Joseph Lloyd Brereton was born in 1822, one of eleven children of a country rector in Norfolk. Because his health was not strong, he was educated at home till he was fifteen, when he was sent to Rugby. He was bright, and went to Oxford, but again poor health prevented him from doing well in exams, and so ruined his chances of an academic career. He had to settle for the clergy, and, after several false starts, came to West Buckland – once again because it was thought that Devon air would be good for his lungs.
He swept the 17-year-old daughter of another clergyman off her feet, married her, and fathered sixteen children on her, eleven of whom reached maturity.
The local aristocrats were the Fortescues, at Castle Hill, and Brereton formed a lifelong friendship with the man who became the third Earl (1861-1904). Together they cooked up a new scheme – secondary education for the whole of England – or at any rate for the 'middle classes'.
They discovered that their respective talents complemented each other perfectly.
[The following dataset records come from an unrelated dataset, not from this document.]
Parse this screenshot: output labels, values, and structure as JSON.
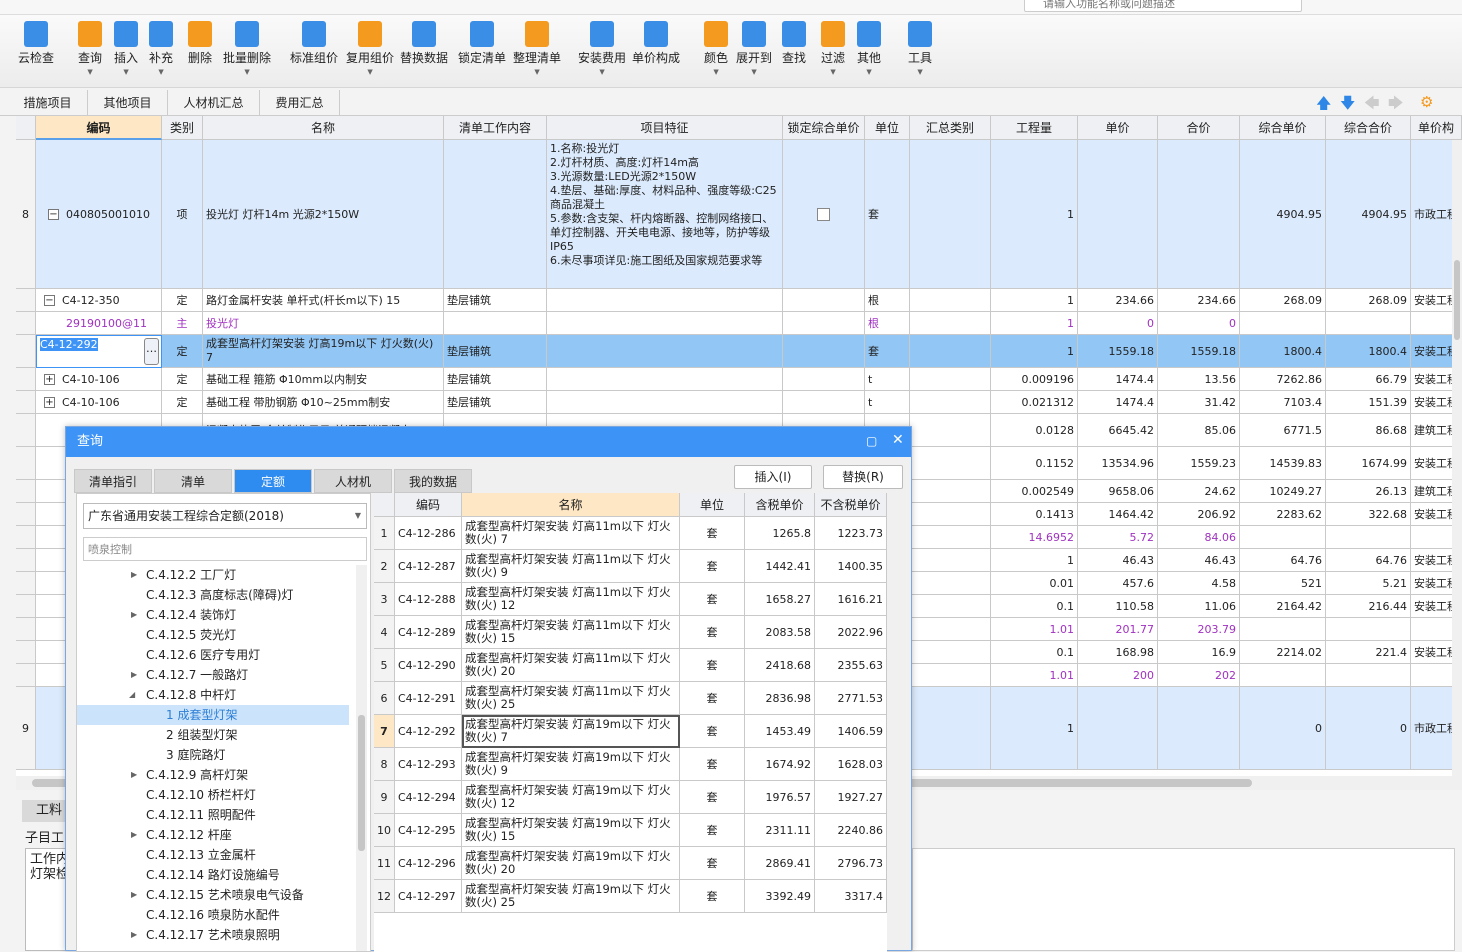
{
  "search_placeholder": "请输入功能名称或问题描述",
  "toolbar": [
    {
      "label": "云检查",
      "icon": "cloud-check-icon",
      "dd": false
    },
    {
      "label": "查询",
      "icon": "query-icon",
      "dd": true
    },
    {
      "label": "插入",
      "icon": "insert-icon",
      "dd": true
    },
    {
      "label": "补充",
      "icon": "supplement-icon",
      "dd": true
    },
    {
      "label": "删除",
      "icon": "delete-icon",
      "dd": false
    },
    {
      "label": "批量删除",
      "icon": "batch-delete-icon",
      "dd": true
    },
    {
      "label": "标准组价",
      "icon": "standard-pricing-icon",
      "dd": false
    },
    {
      "label": "复用组价",
      "icon": "reuse-pricing-icon",
      "dd": true
    },
    {
      "label": "替换数据",
      "icon": "replace-data-icon",
      "dd": false
    },
    {
      "label": "锁定清单",
      "icon": "lock-list-icon",
      "dd": false
    },
    {
      "label": "整理清单",
      "icon": "organize-list-icon",
      "dd": true
    },
    {
      "label": "安装费用",
      "icon": "install-cost-icon",
      "dd": true
    },
    {
      "label": "单价构成",
      "icon": "unit-price-icon",
      "dd": false
    },
    {
      "label": "颜色",
      "icon": "color-icon",
      "dd": true
    },
    {
      "label": "展开到",
      "icon": "expand-icon",
      "dd": true
    },
    {
      "label": "查找",
      "icon": "find-icon",
      "dd": false
    },
    {
      "label": "过滤",
      "icon": "filter-icon",
      "dd": true
    },
    {
      "label": "其他",
      "icon": "other-icon",
      "dd": true
    },
    {
      "label": "工具",
      "icon": "tools-icon",
      "dd": true
    }
  ],
  "page_tabs": [
    "措施项目",
    "其他项目",
    "人材机汇总",
    "费用汇总"
  ],
  "grid": {
    "columns": [
      "",
      "编码",
      "类别",
      "名称",
      "清单工作内容",
      "项目特征",
      "锁定综合单价",
      "单位",
      "汇总类别",
      "工程量",
      "单价",
      "合价",
      "综合单价",
      "综合合价",
      "单价构"
    ],
    "rows": [
      {
        "n": "8",
        "code": "040805001010",
        "type": "项",
        "name": "投光灯 灯杆14m 光源2*150W",
        "work": "",
        "feature": "1.名称:投光灯\n2.灯杆材质、高度:灯杆14m高\n3.光源数量:LED光源2*150W\n4.垫层、基础:厚度、材料品种、强度等级:C25商品混凝土\n5.参数:含支架、杆内熔断器、控制网络接口、单灯控制器、开关电电源、接地等，防护等级IP65\n6.未尽事项详见:施工图纸及国家规范要求等",
        "unit": "套",
        "qty": "1",
        "price": "",
        "total": "",
        "cprice": "4904.95",
        "ctotal": "4904.95",
        "comp": "市政工程"
      },
      {
        "n": "",
        "code": "C4-12-350",
        "type": "定",
        "name": "路灯金属杆安装 单杆式(杆长m以下) 15",
        "work": "垫层铺筑",
        "unit": "根",
        "qty": "1",
        "price": "234.66",
        "total": "234.66",
        "cprice": "268.09",
        "ctotal": "268.09",
        "comp": "安装工程"
      },
      {
        "n": "",
        "code": "29190100@11",
        "type": "主",
        "name": "投光灯",
        "work": "",
        "unit": "根",
        "qty": "1",
        "price": "0",
        "total": "0",
        "cprice": "",
        "ctotal": "",
        "comp": "",
        "purple": true
      },
      {
        "n": "",
        "code": "C4-12-292",
        "type": "定",
        "name": "成套型高杆灯架安装 灯高19m以下 灯火数(火) 7",
        "work": "垫层铺筑",
        "unit": "套",
        "qty": "1",
        "price": "1559.18",
        "total": "1559.18",
        "cprice": "1800.4",
        "ctotal": "1800.4",
        "comp": "安装工程",
        "sel": true
      },
      {
        "n": "",
        "code": "C4-10-106",
        "type": "定",
        "name": "基础工程 箍筋 Φ10mm以内制安",
        "work": "垫层铺筑",
        "unit": "t",
        "qty": "0.009196",
        "price": "1474.4",
        "total": "13.56",
        "cprice": "7262.86",
        "ctotal": "66.79",
        "comp": "安装工程"
      },
      {
        "n": "",
        "code": "C4-10-106",
        "type": "定",
        "name": "基础工程  带肋钢筋 Φ10~25mm制安",
        "work": "垫层铺筑",
        "unit": "t",
        "qty": "0.021312",
        "price": "1474.4",
        "total": "31.42",
        "cprice": "7103.4",
        "ctotal": "151.39",
        "comp": "安装工程"
      },
      {
        "n": "",
        "code": "",
        "type": "",
        "name": "混凝土垫层  含并制作子目 普通预拌混凝土",
        "work": "",
        "unit": "",
        "qty": "0.0128",
        "price": "6645.42",
        "total": "85.06",
        "cprice": "6771.5",
        "ctotal": "86.68",
        "comp": "建筑工程"
      },
      {
        "qty": "0.1152",
        "price": "13534.96",
        "total": "1559.23",
        "cprice": "14539.83",
        "ctotal": "1674.99",
        "comp": "安装工程"
      },
      {
        "qty": "0.002549",
        "price": "9658.06",
        "total": "24.62",
        "cprice": "10249.27",
        "ctotal": "26.13",
        "comp": "建筑工程"
      },
      {
        "qty": "0.1413",
        "price": "1464.42",
        "total": "206.92",
        "cprice": "2283.62",
        "ctotal": "322.68",
        "comp": "安装工程"
      },
      {
        "qty": "14.6952",
        "price": "5.72",
        "total": "84.06",
        "cprice": "",
        "ctotal": "",
        "comp": "",
        "purple": true
      },
      {
        "qty": "1",
        "price": "46.43",
        "total": "46.43",
        "cprice": "64.76",
        "ctotal": "64.76",
        "comp": "安装工程"
      },
      {
        "qty": "0.01",
        "price": "457.6",
        "total": "4.58",
        "cprice": "521",
        "ctotal": "5.21",
        "comp": "安装工程"
      },
      {
        "qty": "0.1",
        "price": "110.58",
        "total": "11.06",
        "cprice": "2164.42",
        "ctotal": "216.44",
        "comp": "安装工程"
      },
      {
        "qty": "1.01",
        "price": "201.77",
        "total": "203.79",
        "cprice": "",
        "ctotal": "",
        "comp": "",
        "purple": true
      },
      {
        "qty": "0.1",
        "price": "168.98",
        "total": "16.9",
        "cprice": "2214.02",
        "ctotal": "221.4",
        "comp": "安装工程"
      },
      {
        "qty": "1.01",
        "price": "200",
        "total": "202",
        "cprice": "",
        "ctotal": "",
        "comp": "",
        "purple": true
      },
      {
        "n": "9",
        "qty": "1",
        "price": "",
        "total": "",
        "cprice": "0",
        "ctotal": "0",
        "comp": "市政工程",
        "blue": true
      }
    ]
  },
  "bottom": {
    "tab": "工料",
    "label": "子目工",
    "text": "工作内\n灯架检"
  },
  "dialog": {
    "title": "查询",
    "tabs": [
      "清单指引",
      "清单",
      "定额",
      "人材机",
      "我的数据"
    ],
    "active_tab": "定额",
    "insert_label": "插入(I)",
    "replace_label": "替换(R)",
    "library": "广东省通用安装工程综合定额(2018)",
    "search_value": "喷泉控制",
    "tree": [
      {
        "t": "C.4.12.2 工厂灯",
        "lv": 1,
        "arrow": true
      },
      {
        "t": "C.4.12.3 高度标志(障碍)灯",
        "lv": 1
      },
      {
        "t": "C.4.12.4 装饰灯",
        "lv": 1,
        "arrow": true
      },
      {
        "t": "C.4.12.5 荧光灯",
        "lv": 1
      },
      {
        "t": "C.4.12.6 医疗专用灯",
        "lv": 1
      },
      {
        "t": "C.4.12.7 一般路灯",
        "lv": 1,
        "arrow": true
      },
      {
        "t": "C.4.12.8 中杆灯",
        "lv": 1,
        "arrow": true,
        "open": true
      },
      {
        "t": "1 成套型灯架",
        "lv": 2,
        "sel": true
      },
      {
        "t": "2 组装型灯架",
        "lv": 2
      },
      {
        "t": "3 庭院路灯",
        "lv": 2
      },
      {
        "t": "C.4.12.9 高杆灯架",
        "lv": 1,
        "arrow": true
      },
      {
        "t": "C.4.12.10 桥栏杆灯",
        "lv": 1
      },
      {
        "t": "C.4.12.11 照明配件",
        "lv": 1
      },
      {
        "t": "C.4.12.12 杆座",
        "lv": 1,
        "arrow": true
      },
      {
        "t": "C.4.12.13 立金属杆",
        "lv": 1
      },
      {
        "t": "C.4.12.14 路灯设施编号",
        "lv": 1
      },
      {
        "t": "C.4.12.15 艺术喷泉电气设备",
        "lv": 1,
        "arrow": true
      },
      {
        "t": "C.4.12.16 喷泉防水配件",
        "lv": 1
      },
      {
        "t": "C.4.12.17 艺术喷泉照明",
        "lv": 1,
        "arrow": true
      }
    ],
    "columns": [
      "",
      "编码",
      "名称",
      "单位",
      "含税单价",
      "不含税单价"
    ],
    "rows": [
      [
        "1",
        "C4-12-286",
        "成套型高杆灯架安装 灯高11m以下 灯火数(火) 7",
        "套",
        "1265.8",
        "1223.73"
      ],
      [
        "2",
        "C4-12-287",
        "成套型高杆灯架安装 灯高11m以下 灯火数(火) 9",
        "套",
        "1442.41",
        "1400.35"
      ],
      [
        "3",
        "C4-12-288",
        "成套型高杆灯架安装 灯高11m以下 灯火数(火) 12",
        "套",
        "1658.27",
        "1616.21"
      ],
      [
        "4",
        "C4-12-289",
        "成套型高杆灯架安装 灯高11m以下 灯火数(火) 15",
        "套",
        "2083.58",
        "2022.96"
      ],
      [
        "5",
        "C4-12-290",
        "成套型高杆灯架安装 灯高11m以下 灯火数(火) 20",
        "套",
        "2418.68",
        "2355.63"
      ],
      [
        "6",
        "C4-12-291",
        "成套型高杆灯架安装 灯高11m以下 灯火数(火) 25",
        "套",
        "2836.98",
        "2771.53"
      ],
      [
        "7",
        "C4-12-292",
        "成套型高杆灯架安装 灯高19m以下 灯火数(火) 7",
        "套",
        "1453.49",
        "1406.59"
      ],
      [
        "8",
        "C4-12-293",
        "成套型高杆灯架安装 灯高19m以下 灯火数(火) 9",
        "套",
        "1674.92",
        "1628.03"
      ],
      [
        "9",
        "C4-12-294",
        "成套型高杆灯架安装 灯高19m以下 灯火数(火) 12",
        "套",
        "1976.57",
        "1927.27"
      ],
      [
        "10",
        "C4-12-295",
        "成套型高杆灯架安装 灯高19m以下 灯火数(火) 15",
        "套",
        "2311.11",
        "2240.86"
      ],
      [
        "11",
        "C4-12-296",
        "成套型高杆灯架安装 灯高19m以下 灯火数(火) 20",
        "套",
        "2869.41",
        "2796.73"
      ],
      [
        "12",
        "C4-12-297",
        "成套型高杆灯架安装 灯高19m以下 灯火数(火) 25",
        "套",
        "3392.49",
        "3317.4"
      ]
    ],
    "selected_row": 6
  },
  "colors": {
    "accent": "#3d94f6",
    "selected_row": "#92c6f5",
    "header_highlight": "#fde7c4",
    "purple": "#a030c0"
  }
}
Brereton had the ideas, the charm, the drive, the energy; Fortescue has the money, the connections, the clout – he knew absolutely everybody.
So what did they produce? They produced the West Buckland Farm and County School. They were so keen to get started – well, Brereton was; Fortescue was more cautious – that by the end of 1858 they had raised some money, appointed a headmaster, advertised for and collected some pupils (three actually), only to remember just in time that they didn't have a school. For a few weeks they had to use a local farmhouse. It is still there. The parlour was the schoolroom and the bedroom became the dormitory. It was two more years and two more temporary homes before they were able to move into the building you see today.
This is typical of Brereton. He would go rushing ahead, spending money and devising yet more elaborate schemes, and Fortescue would come along behind, complaining about the lack of planning and the huge bills.
There is no room here for detail (see the chapter on 'Founding Father' in Berwick Coates' book The Natural History of a Country School), but, just to give you an idea, he set up, or was connected with setting up, schools in Somerset, Hampshire, Shropshire, Gloucestershire, Bedford, Norfolk, Suffolk, Surrey, and Durham. Over half of them failed. He set up a new Cambridge college; that failed. He set up an organisation for the education of girls; that failed too.
The trouble was usually finance – or the lack of it. Brereton, in his publicity, would go into elaborate details about his schools, and used miles of figures to 'prove' that they could not fail, but they still did. But such was his energy and obvious enthusiasm that he continued to conjure money out of a never-ending list of celebrities, including dukes and earls, even the Prince of Wales. When you read his writings, you can sense the siren voice; across the chasm of the years, you can feel the tug on your cheque book.
He spent fortunes – mostly other people's. Fortescue continued to complain, and they had numerous rows about it. But Brereton's charm usually patched it up, and Fortescue paid out yet again.
It wasn't as if he was just building schools. He envisaged colleges of further education to take in the products of his new secondary schools. He was involved in the first system of nation-wide public examinations. He championed the education of girls. He believed in religious education being tolerant of other shades of belief. Many of his ideas were decades ahead of his time.
In his way, he was a great man. But, like many great men, he was absolutely impossible. But among all the faults, the mistakes, and the failures, he also had one great success – West Buckland. Without Joseph Lloyd Brereton, we would not be here.